In the 1930s, many Southern towns relied on the textile industry for employment. Mills and factories dominated the skyline of a great number of small and medium-sized towns.
In 1927, civil war erupted in China, between the Chinese Nationalist Party and the Communist Party of China. Externally, the Nationalists were supported by the West and the Communists by the Soviets. In China today, the conflict is referred to as the "War of Liberation".
The war was interrupted in 1937 when the two sides united against the Japanese invasion.
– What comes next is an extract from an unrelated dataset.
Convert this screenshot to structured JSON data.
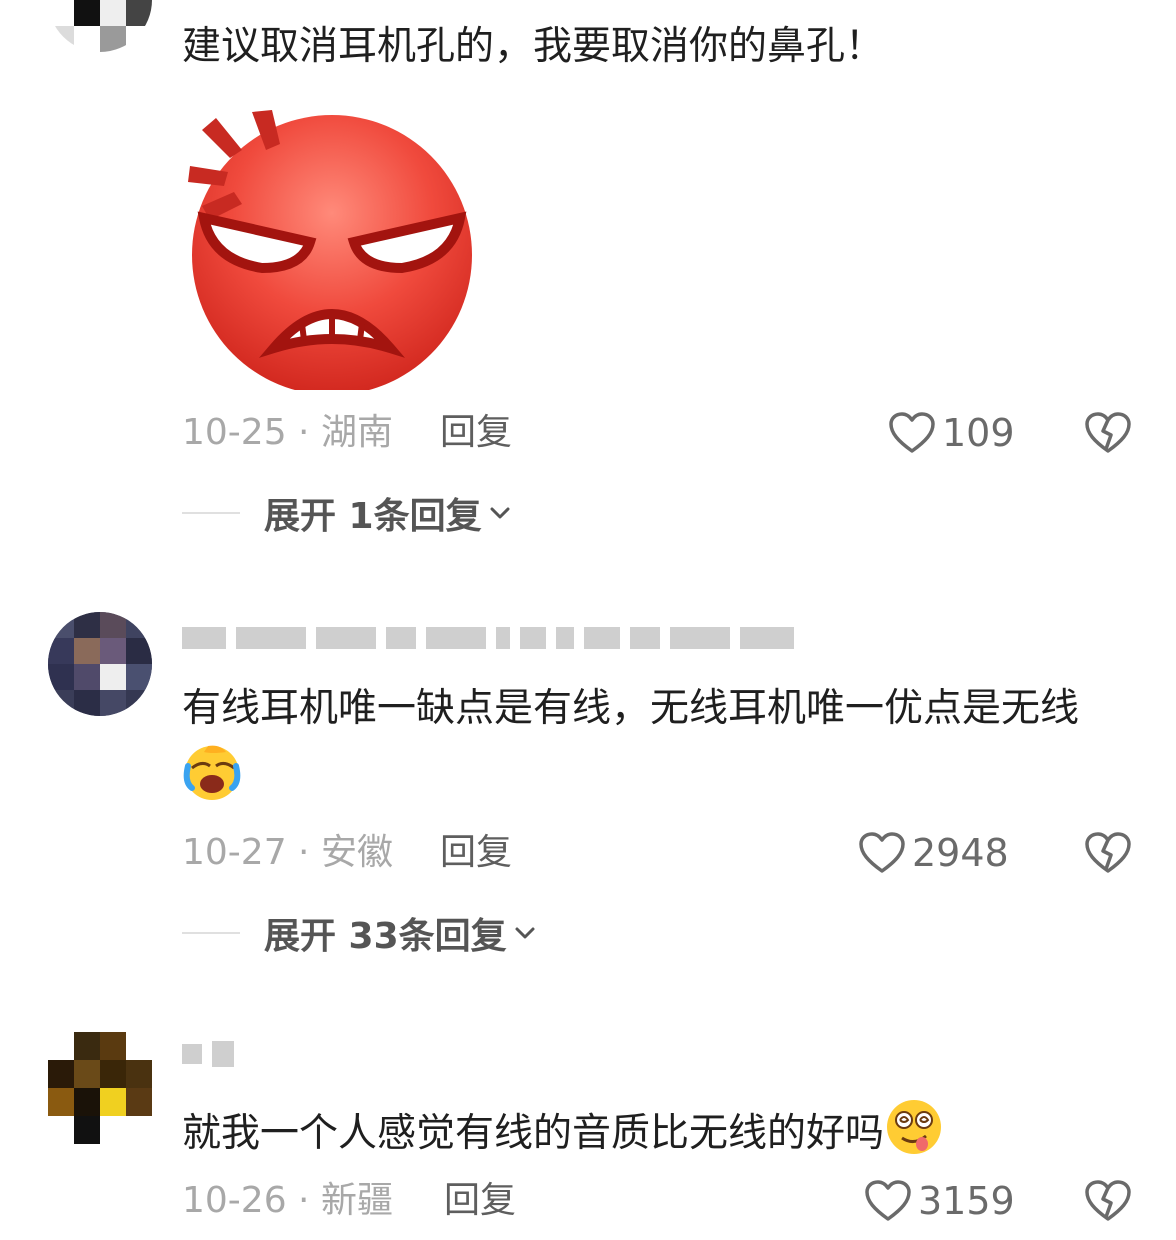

After World War II, the civil war resumed, only ending when the Nationalist leadership of Chiang Kai-shek fled to Taiwan in 1949.
It wasn't until the 1960s that the African-American Civil Rights Movement secured the end of legalised segregation. After the abolition of slavery in 1865, a "separate, but equal" policy was adopted by local governments in America. There were separate drinking fountains, cafes, schools, parks and seating areas on public transport.
The Civil Rights Movement was kick-started when Rosa Parks refused to give up her seat on a bus in Montgomery for a white passenger on 1 December 1955.